Kashmir is a province bordering Northeast Pakistan. Even though it is considered a disputed land because of Google (haha), all Kashmiris feel proud to call this region their home and country. I thought to highlight Kashmiri embroidery aka Kashida work today because it is quite popular on garments such as shawls and pashminas in Pakistan during the winter season.
When I was little, I knew Kashmir is known for its colorful embroidery work on all kinds of apparel and fabrics – shawls, jackets, sarees, shalwar kameez suits, etc. It still holds true today. While Pakistan embroidery focuses on embellishments such as metal wires, muted threads, sequins, and stones to embellish their clothes, Kashmiri embroidery is popular because of its silk or other types of thread-work. Kashmiri embroidery is especially known for the skilled execution of a single stitch, which is often called the Kashmiri stitch and comprises of the chain stitch, the satin stitch, the slanted darn stitch, the stem stitch, and the herringbone stitch.
The stylized motifs draw inspiration from nature. Birds, blossoms and flowers, leaves, mangoes, lotus, and trees are the most common themes. The entire pattern is made with one or two types of embroidery stitches and mainly chain stitch on a base of silk, wool, and cotton fabric. The color is usually white, off-white, cream or black, but nowadays one can find stoles and salwar kameez suits in many other colors such as brown, deep blue, sky blue, maroon and tea pink. Apart from clothes, Kashmiri embroidery is found on home furnishings like bedspreads, sofa and floor cushions, and pillow covers.
Types of Kashmiri Embroidery:
1. Crewel embroidery: This is done using pointed crochet (locally called “Aari”) and is worked on cotton, wool, silk, and other fabrics. Crewel embroidery uses woolen or art-silk threads on cotton, organza, velvet, linen and jute ground fabrics suitable for making drapes and upholsteries. This work also finds use in making pillows, throws, and bedding. I have even seen it personally on winter shawls in Islamabad and Lahore.
2. Needlework embroidery (locally called “Sozni”): Done using a needle, “sozni” is worked on pashmina shawls, woolen shawls, jackets, salwar kameez, and sarees. Work done on pashminas is much finer than the crewel embroidery.
3. Silver and gold embroidery: Locally called “tilla”, this type of embroidery work is found on ladies cloaks, shawls and salwar kameez.

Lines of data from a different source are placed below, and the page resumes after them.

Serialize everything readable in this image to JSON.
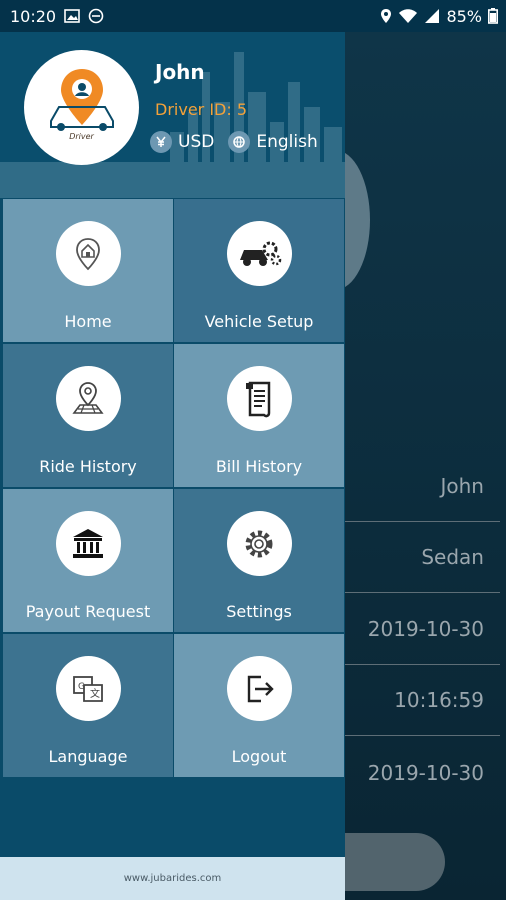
{
  "status_bar": {
    "time": "10:20",
    "battery": "85%"
  },
  "background_screen": {
    "rows": [
      "John",
      "Sedan",
      "2019-10-30",
      "10:16:59",
      "2019-10-30"
    ]
  },
  "drawer": {
    "profile": {
      "name": "John",
      "driver_id": "Driver ID: 5",
      "avatar_caption": "Driver",
      "currency": "USD",
      "language": "English"
    },
    "menu": [
      {
        "label": "Home",
        "icon": "home-pin-icon"
      },
      {
        "label": "Vehicle Setup",
        "icon": "vehicle-gears-icon"
      },
      {
        "label": "Ride History",
        "icon": "map-pin-icon"
      },
      {
        "label": "Bill History",
        "icon": "receipt-scroll-icon"
      },
      {
        "label": "Payout Request",
        "icon": "bank-icon"
      },
      {
        "label": "Settings",
        "icon": "gear-icon"
      },
      {
        "label": "Language",
        "icon": "translate-icon"
      },
      {
        "label": "Logout",
        "icon": "logout-icon"
      }
    ],
    "footer": "www.jubarides.com"
  },
  "colors": {
    "accent_orange": "#f3a23a",
    "drawer_bg": "#0a4b69",
    "tile_light": "#6e9bb3",
    "tile_dark": "#3d7390"
  }
}
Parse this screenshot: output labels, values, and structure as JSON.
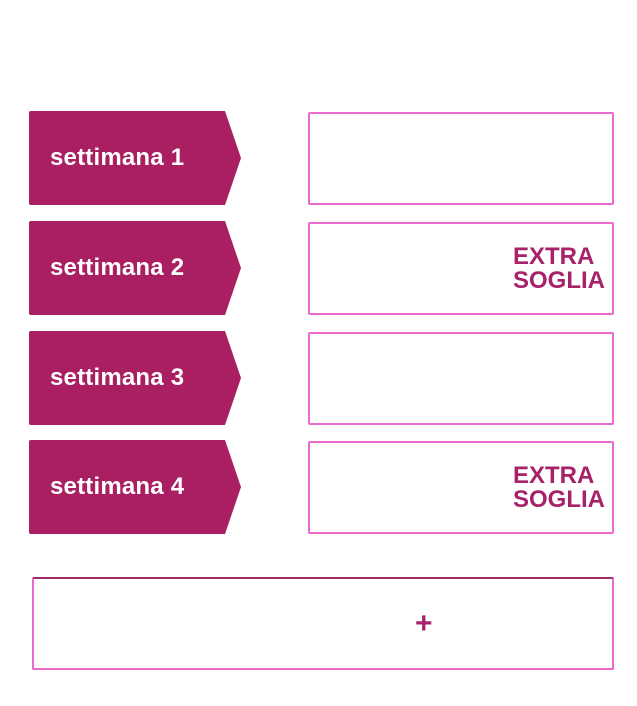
{
  "colors": {
    "tag_background": "#AA1E62",
    "box_border": "#EC6ACD",
    "extra_text": "#A8226A",
    "add_border_top": "#9E2D6B"
  },
  "weeks": [
    {
      "label": "settimana 1",
      "extra": false,
      "extra_lines": []
    },
    {
      "label": "settimana 2",
      "extra": true,
      "extra_lines": [
        "EXTRA",
        "SOGLIA"
      ]
    },
    {
      "label": "settimana 3",
      "extra": false,
      "extra_lines": []
    },
    {
      "label": "settimana 4",
      "extra": true,
      "extra_lines": [
        "EXTRA",
        "SOGLIA"
      ]
    }
  ],
  "add_button": {
    "label": "+",
    "icon": "plus-icon"
  }
}
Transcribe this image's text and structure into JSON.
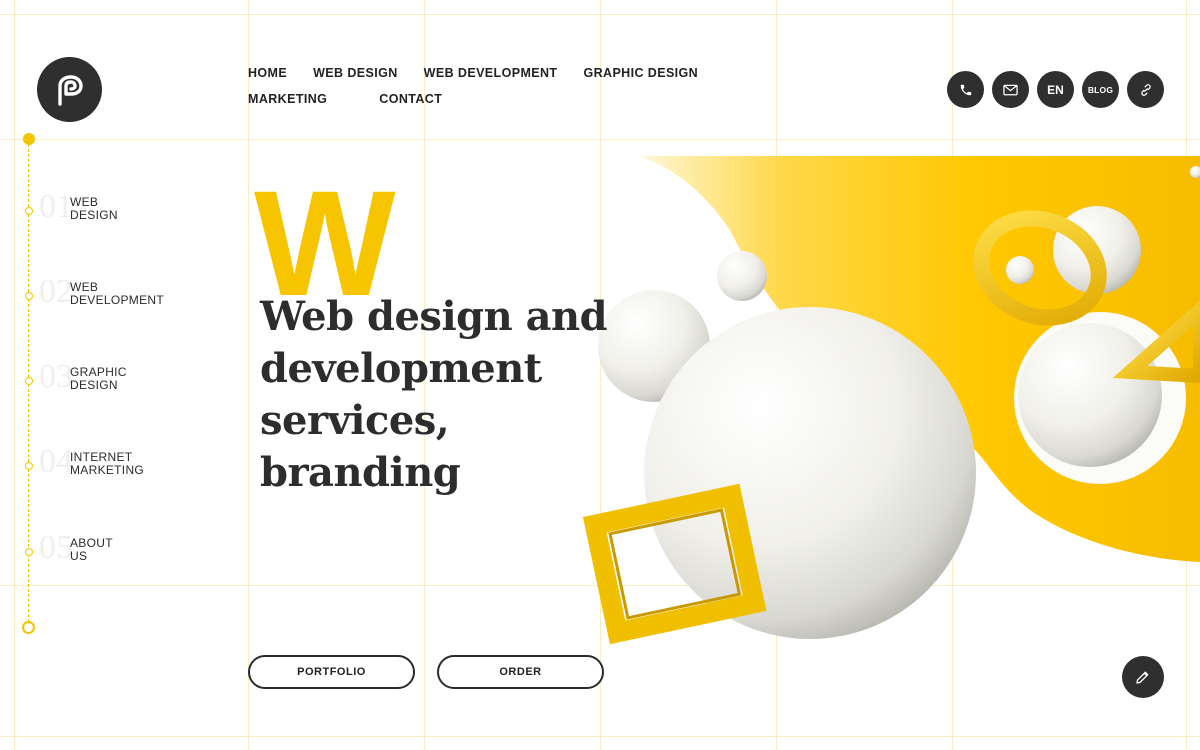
{
  "nav": {
    "items": [
      "HOME",
      "WEB DESIGN",
      "WEB DEVELOPMENT",
      "GRAPHIC DESIGN",
      "MARKETING",
      "CONTACT"
    ]
  },
  "top_icons": {
    "phone": "phone-icon",
    "mail": "mail-icon",
    "language": "EN",
    "blog": "BLOG",
    "link": "link-icon"
  },
  "sidebar": {
    "items": [
      {
        "number": "01",
        "line1": "WEB",
        "line2": "DESIGN"
      },
      {
        "number": "02",
        "line1": "WEB",
        "line2": "DEVELOPMENT"
      },
      {
        "number": "03",
        "line1": "GRAPHIC",
        "line2": "DESIGN"
      },
      {
        "number": "04",
        "line1": "INTERNET",
        "line2": "MARKETING"
      },
      {
        "number": "05",
        "line1": "ABOUT",
        "line2": "US"
      }
    ]
  },
  "hero": {
    "big_letter": "W",
    "headline_line1": "Web design and",
    "headline_line2": "development services,",
    "headline_line3": "branding"
  },
  "cta": {
    "portfolio": "PORTFOLIO",
    "order": "ORDER"
  },
  "colors": {
    "accent": "#f7c500",
    "dark": "#2f2f2f"
  }
}
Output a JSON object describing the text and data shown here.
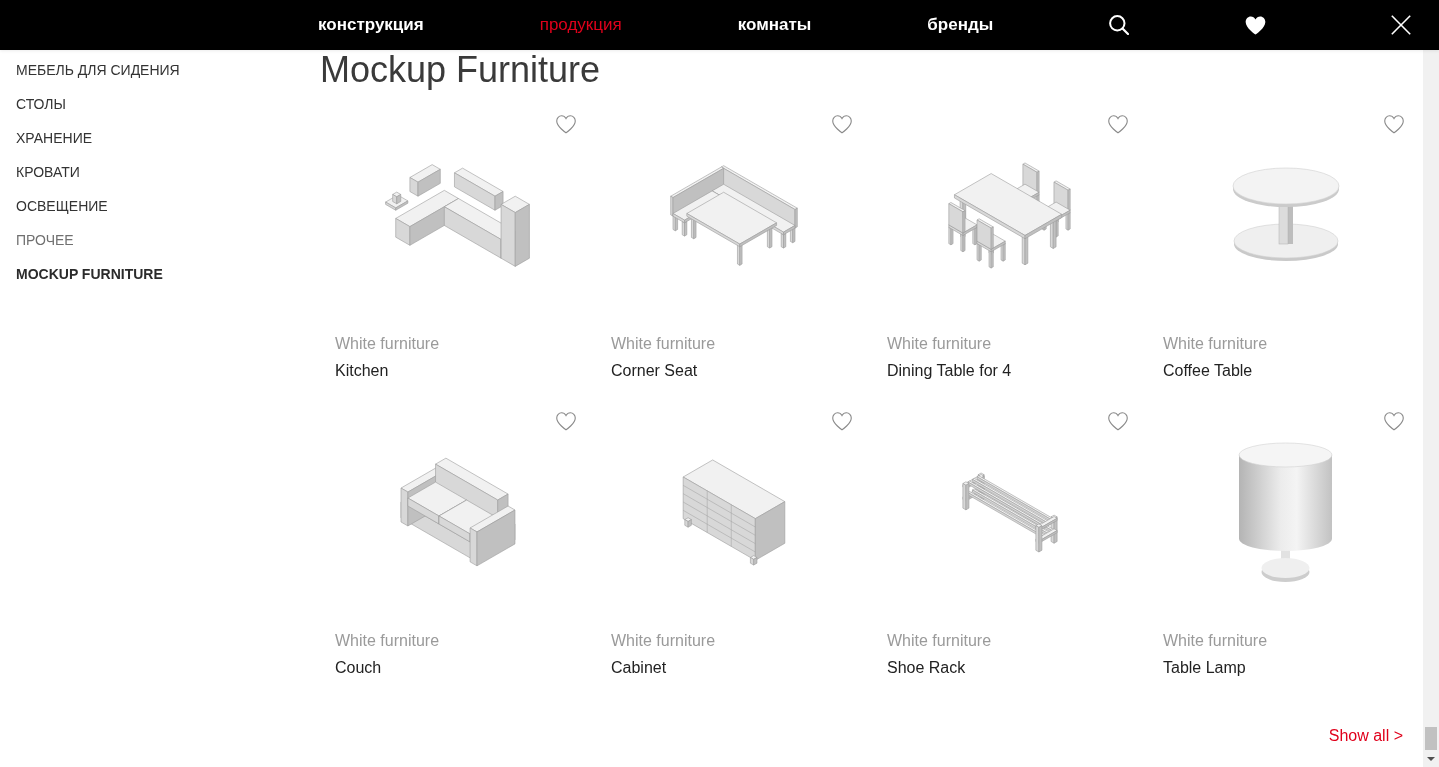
{
  "nav": {
    "items": [
      {
        "label": "конструкция",
        "selected": false
      },
      {
        "label": "продукция",
        "selected": true
      },
      {
        "label": "комнаты",
        "selected": false
      },
      {
        "label": "бренды",
        "selected": false
      }
    ]
  },
  "sidebar": {
    "items": [
      {
        "label": "МЕБЕЛЬ ДЛЯ СИДЕНИЯ",
        "selected": false,
        "dimmed": false
      },
      {
        "label": "СТОЛЫ",
        "selected": false,
        "dimmed": false
      },
      {
        "label": "ХРАНЕНИЕ",
        "selected": false,
        "dimmed": false
      },
      {
        "label": "КРОВАТИ",
        "selected": false,
        "dimmed": false
      },
      {
        "label": "ОСВЕЩЕНИЕ",
        "selected": false,
        "dimmed": false
      },
      {
        "label": "ПРОЧЕЕ",
        "selected": false,
        "dimmed": true
      },
      {
        "label": "MOCKUP FURNITURE",
        "selected": true,
        "dimmed": false
      }
    ]
  },
  "page_title": "Mockup Furniture",
  "products": [
    {
      "kind": "kitchen",
      "category": "White furniture",
      "name": "Kitchen",
      "favorited": false
    },
    {
      "kind": "corner-seat",
      "category": "White furniture",
      "name": "Corner Seat",
      "favorited": false
    },
    {
      "kind": "dining-set",
      "category": "White furniture",
      "name": "Dining Table for 4",
      "favorited": false
    },
    {
      "kind": "round-table",
      "category": "White furniture",
      "name": "Coffee Table",
      "favorited": false
    },
    {
      "kind": "sofa",
      "category": "White furniture",
      "name": "Couch",
      "favorited": false
    },
    {
      "kind": "dresser",
      "category": "White furniture",
      "name": "Cabinet",
      "favorited": false
    },
    {
      "kind": "shoe-rack",
      "category": "White furniture",
      "name": "Shoe Rack",
      "favorited": false
    },
    {
      "kind": "lamp",
      "category": "White furniture",
      "name": "Table Lamp",
      "favorited": false
    }
  ],
  "show_all_link": "Show all >"
}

It is done using imitation gold and silver thread. This is the Kashmiri sister to Mughal’s zari/zardozi and kamdani/mukaish embroidery.
How To Style It
People in Pakistan love to buy Kashmiri work for their homes. You can find tapestries, pillowcases and even table covers and placemats with Kashmiri embroidery on it. However, in all my trips to Karachi, I haven’t found many bazaars or designers dealing with this work for garments. It’s not impossible, but certainly rare. I think your best bet would be to go to Northern cities like Muree, Islamabad, and maybe Lahore to get your hands on these delicate, yet warm garments at affordable prices.
Honestly, you can try to modernize Kashmiri embroidery with designer accessories. I think you can totally pair an embroidered shawl or pashmina with an Agha Noor Kurta. Elan came out with their newest collection, which stands apart from the colorful and vibrantly busy staples in a Pakistani woman’s wardrobe. How about keeping warm in their designer suits with a crewel shawl or even make it more party-appropriate with some resham tilla-worked shawl? I can only imagine how expensive an entire Kashmiri-embroidered outfit would be. Get a shawl stitched in a straight kurta silhouette and trousers and with some close-toed pumps, you are ready for a winter affair.
Well ladies, I hope I have inspired you all to look into this embroidery further and I don’t know maybe I will spot one or two of you sporting these at a wedding, party, brunch soon.